I think it all makes loose sense, but it's clear that DC doesn't have a set Bible in place for how their cosmology works. Geoff Johns thinks one thing, Morrison thinks another, and everybody else just tries to best interpret it however they can. It's a bit of a mess, but you can work it out all if you squint hard enough.
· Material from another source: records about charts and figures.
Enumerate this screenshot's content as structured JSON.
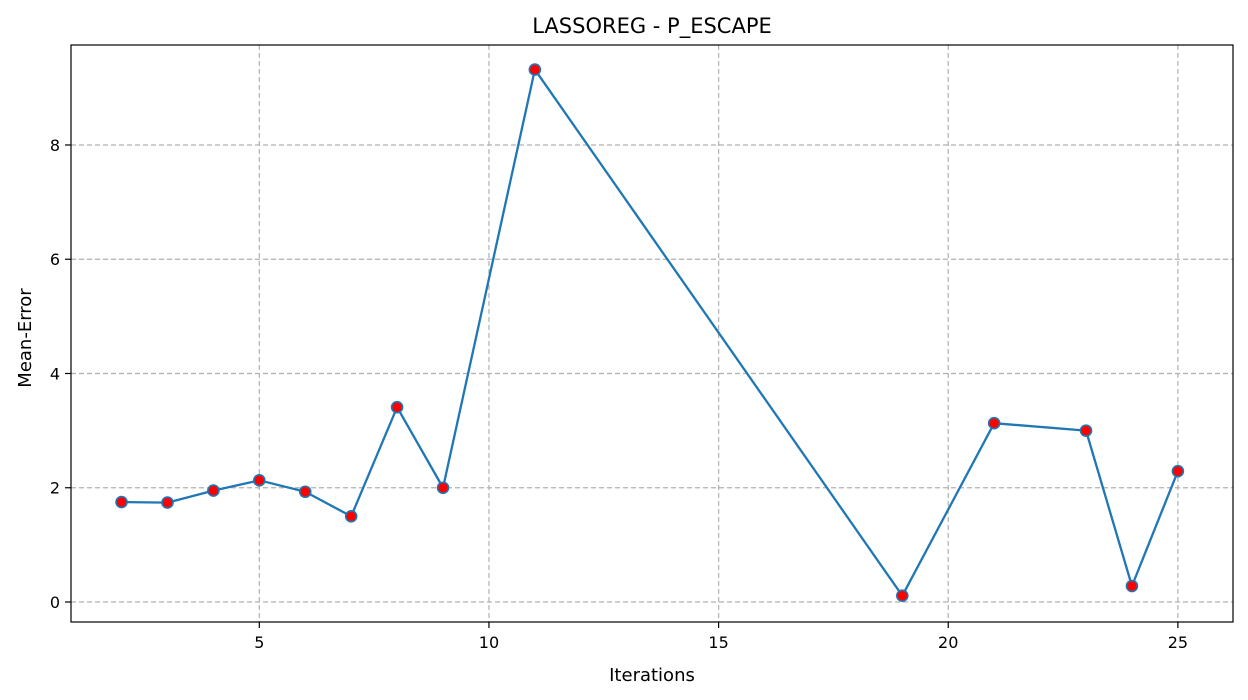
{
  "chart_data": {
    "type": "line",
    "title": "LASSOREG - P_ESCAPE",
    "xlabel": "Iterations",
    "ylabel": "Mean-Error",
    "xlim": [
      0.9,
      26.2
    ],
    "ylim": [
      -0.35,
      9.75
    ],
    "xticks": [
      5,
      10,
      15,
      20,
      25
    ],
    "yticks": [
      0,
      2,
      4,
      6,
      8
    ],
    "grid": true,
    "series": [
      {
        "x": [
          2,
          3,
          4,
          5,
          6,
          7,
          8,
          9,
          11,
          19,
          21,
          23,
          24,
          25
        ],
        "values": [
          1.75,
          1.74,
          1.95,
          2.13,
          1.93,
          1.5,
          3.41,
          2.0,
          9.32,
          0.11,
          3.13,
          3.0,
          0.28,
          2.29
        ],
        "line_color": "#1f77b4",
        "marker_color": "#ff0000"
      }
    ]
  }
}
I'm pretty sure according to most sources, all of the New 52 characters are the same as their Pre-Flashpoint predecessors but with their histories altered. Ergo, the New 52 Superman who just died is supposedly the same guy as Earth 1 Superman dating back to the 1960's. Characters like the Post-Crisis Superman and Lois Lane who are running around are Hypertime echoes (despite what Dan DiDio says, it's clear that writers at DC have never abandoned Hypertime) who were plucked from a Hypertime lane before their respective universal reboots. This seemed to be the only logical way Convergence could work as a story.*

As far as the Titans go, it's a really convoluted storyline they've committed too. The Titans are trying to figure out why Wally was forgotten in the New 52 timeline, but then there's the larger implications of the Flashpoint reboot that seem to be operating independently of that mystery. When Wally was sent into the Speedforce in the New 52 universe, he got his memories of the Pre-Flashpoint universe back. However, there's still the matter of why he was "erased" from the New 52 universe in the first place.

*Note that this is all dependent on how the Mr. Oz storyline goes, as I think they're going to pull the rug out from underneath that pretty soon by revealing that the New 52 Superman was some artificial creation who was never the "true" resident of the timeline. Comics!